Reputation: 320
I'm sure this question has been asked in another way, but I want to be sure word this one is worded exactly as I understand it. I'm still learning pandas, so bear with me.
I have 3 dataframes that share a common key. I need to assign the values in the columns of dataframe A into the Values of Dataframe B based on the key values of the dataframe C. To better illustrate here are my examples.
options= [["Option1", "Description1"], ["Option2", "Description2"], ["Option3", "Description3"]]
dfA = pd.DataFrame(options, columns = ["Option", "Description"])
links= [["Link1", "LinkDescription1"], ["Link2", "LinkDescription2"], ["Link3", "LinkDescription3"]]
dfB = pd.DataFrame(links, columns = ["Link", "LinkDescription"])
master_ledger = [["Option1", "Link1"], ["Option2", "Link2"], ["Option3", "Link3"]]
dfC = pd.DataFrame(master_ledger, columns = ["Option", "Link"])
Looking at each of these DF's we see:
dfA
Out[14]:
Option Description
0 Option1 Description1
1 Option2 Description2
2 Option3 Description3
dfB
Out[15]:
Link LinkDescription
0 Link1 LinkDescription1
1 Link2 LinkDescription2
2 Link3 LinkDescription3
dfC
Out[16]:
Option Link
0 Option1 Link1
1 Option2 Link2
2 Option3 Link3
What I'm trying do is assign LinkDescription's in DFB the values from the option descriptions in dfA, but based on the option / link relationship inside dfC. So psuedo terms, this could be written as:
dfB["LinkDiscripiton"] = dfA["Description"] ->where dfB["LINK_ID"] == dfC["LINK_ID"] and dfA["OPT_ID"] == dfC["OPT_ID"]
The expected change would be applied to dfB and it would look like:
dfB
Out[15]:
Link LinkDescription
0 Link1 Description1
1 Link2 Description2
2 Link3 Description3
I'm not really sure how to approach this, so I don't have examples of my previous approaches. Thanks for the help.
Update#
Thanks to Yatu's Merge suggestion, I found the following to do the trick and assign the option descriptions into dfB's link Descriptions:
df_temp = dfA.merge(dfC, on='Option')
df_temp.merge(dfB, on = 'Link')[['Link','Description']]
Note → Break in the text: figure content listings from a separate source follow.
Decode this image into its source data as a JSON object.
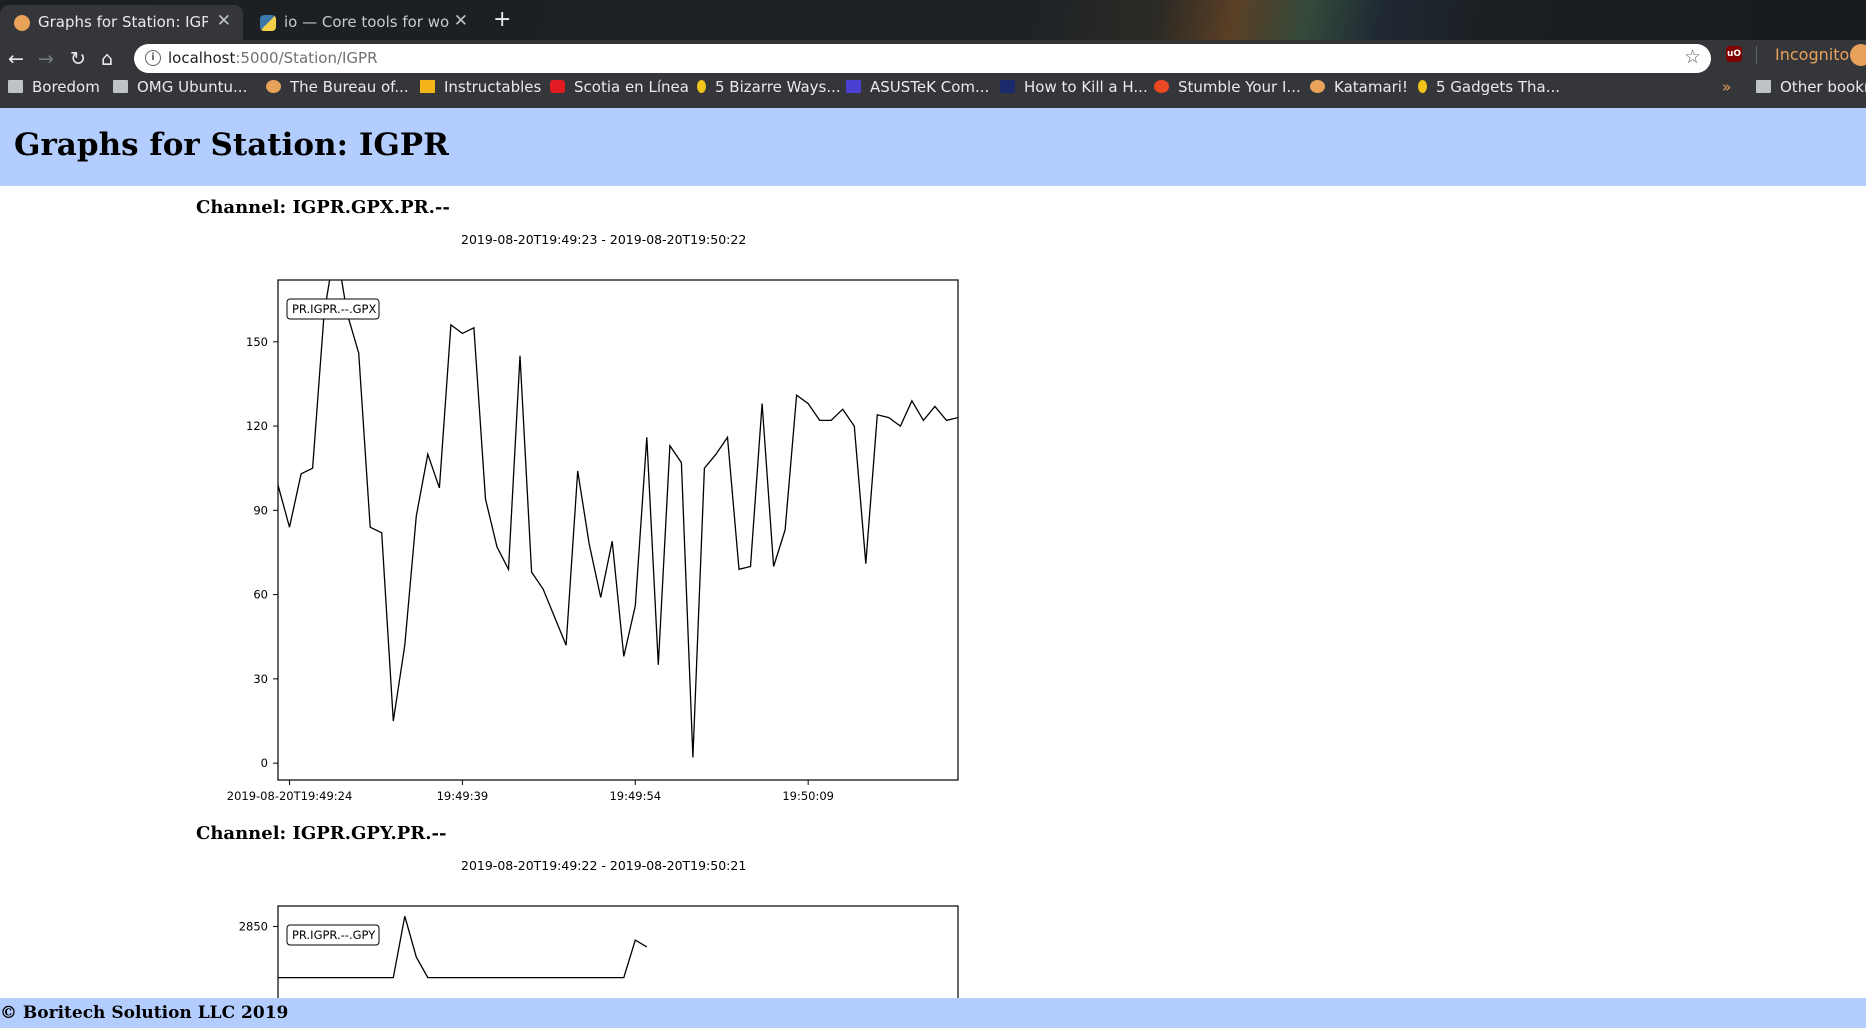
{
  "browser": {
    "tabs": [
      {
        "title": "Graphs for Station: IGPR",
        "active": true
      },
      {
        "title": "io — Core tools for workin",
        "active": false
      }
    ],
    "url_host": "localhost",
    "url_path": ":5000/Station/IGPR",
    "incognito_label": "Incognito",
    "bookmarks": [
      {
        "label": "Boredom",
        "icon": "folder-icon"
      },
      {
        "label": "OMG Ubuntu...",
        "icon": "folder-icon"
      },
      {
        "label": "The Bureau of...",
        "icon": "globe-icon"
      },
      {
        "label": "Instructables",
        "icon": "robot-icon"
      },
      {
        "label": "Scotia en Línea",
        "icon": "scotia-icon"
      },
      {
        "label": "5 Bizarre Ways...",
        "icon": "cracked-icon"
      },
      {
        "label": "ASUSTeK Com...",
        "icon": "asus-icon"
      },
      {
        "label": "How to Kill a H...",
        "icon": "dh-icon"
      },
      {
        "label": "Stumble Your I...",
        "icon": "stumbleupon-icon"
      },
      {
        "label": "Katamari!",
        "icon": "globe-icon"
      },
      {
        "label": "5 Gadgets Tha...",
        "icon": "cracked-icon"
      }
    ],
    "other_bookmarks": "Other bookm"
  },
  "page": {
    "title": "Graphs for Station: IGPR",
    "footer": "© Boritech Solution LLC 2019"
  },
  "channels": [
    {
      "heading": "Channel: IGPR.GPX.PR.--",
      "time_range": "2019-08-20T19:49:23  -  2019-08-20T19:50:22",
      "legend": "PR.IGPR.--.GPX"
    },
    {
      "heading": "Channel: IGPR.GPY.PR.--",
      "time_range": "2019-08-20T19:49:22  -  2019-08-20T19:50:21",
      "legend": "PR.IGPR.--.GPY"
    }
  ],
  "chart_data": [
    {
      "type": "line",
      "legend": [
        "PR.IGPR.--.GPX"
      ],
      "x_unit": "seconds since 2019-08-20T19:49:23",
      "x_tick_values": [
        1,
        16,
        31,
        46
      ],
      "x_tick_labels": [
        "2019-08-20T19:49:24",
        "19:49:39",
        "19:49:54",
        "19:50:09"
      ],
      "xlim": [
        0,
        59
      ],
      "y_ticks": [
        0,
        30,
        60,
        90,
        120,
        150
      ],
      "ylim": [
        -6,
        172
      ],
      "series": [
        {
          "name": "PR.IGPR.--.GPX",
          "x": [
            0,
            1,
            2,
            3,
            4,
            5,
            6,
            7,
            8,
            9,
            10,
            11,
            12,
            13,
            14,
            15,
            16,
            17,
            18,
            19,
            20,
            21,
            22,
            23,
            24,
            25,
            26,
            27,
            28,
            29,
            30,
            31,
            32,
            33,
            34,
            35,
            36,
            37,
            38,
            39,
            40,
            41,
            42,
            43,
            44,
            45,
            46,
            47,
            48,
            49,
            50,
            51,
            52,
            53,
            54,
            55,
            56,
            57,
            58,
            59
          ],
          "y": [
            99,
            84,
            103,
            105,
            160,
            185,
            160,
            146,
            84,
            82,
            15,
            42,
            88,
            110,
            98,
            156,
            153,
            155,
            94,
            77,
            69,
            145,
            68,
            62,
            52,
            42,
            104,
            78,
            59,
            79,
            38,
            56,
            116,
            35,
            113,
            107,
            2,
            105,
            110,
            116,
            69,
            70,
            128,
            70,
            83,
            131,
            128,
            122,
            122,
            126,
            120,
            71,
            124,
            123,
            120,
            129,
            122,
            127,
            122,
            123
          ]
        }
      ]
    },
    {
      "type": "line",
      "legend": [
        "PR.IGPR.--.GPY"
      ],
      "x_unit": "seconds since 2019-08-20T19:49:22",
      "xlim": [
        0,
        59
      ],
      "y_ticks": [
        2850
      ],
      "series": [
        {
          "name": "PR.IGPR.--.GPY",
          "x": [
            0,
            1,
            2,
            3,
            4,
            5,
            6,
            7,
            8,
            9,
            10,
            11,
            12,
            13,
            14,
            15,
            16,
            17,
            18,
            19,
            20,
            21,
            22,
            23,
            24,
            25,
            26,
            27,
            28,
            29,
            30,
            31,
            32
          ],
          "y": [
            2700,
            2700,
            2700,
            2700,
            2700,
            2700,
            2700,
            2700,
            2700,
            2700,
            2700,
            2880,
            2760,
            2700,
            2700,
            2700,
            2700,
            2700,
            2700,
            2700,
            2700,
            2700,
            2700,
            2700,
            2700,
            2700,
            2700,
            2700,
            2700,
            2700,
            2700,
            2810,
            2790
          ]
        }
      ]
    }
  ]
}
dfB[["Link", "LinkDescription"]] = df_temp[["Link", "Description"]]
dfB:
Out[63]:
Link LinkDescription
0 Link1 Description1
1 Link3 Description2
2 Link2 Description3
Also just to better explain the desired output. If I had defined dfA to be: options= [["Option1", "Bronze"], ["Option2", "Gold"], ["Option3", "Silver"]] dfA = pd.DataFrame(options, columns = ["Option", "Description"])
dfA
Out[68]:
Option Description
0 Option1 Bronze
1 Option2 Gold
2 Option3 Silver
Then dfB would be changed to:
Out[63]:
Link LinkDescription
0 Link1 Bronze
1 Link3 Gold
2 Link2 Silver
Upvotes: 1
Views: 126
Reputation: 88236
You can use pd.merge
in order to merge the three dataframes on their corresponding keys, and then keep the columns that belong to dfB
:
df_temp = dfA.merge(dfC, on='Option').merge(dfB, on = 'Link')[['Link','Description']]
Link Description
0 Link1 Description1
1 Link2 Description2
2 Link3 Description3
Upvotes: 1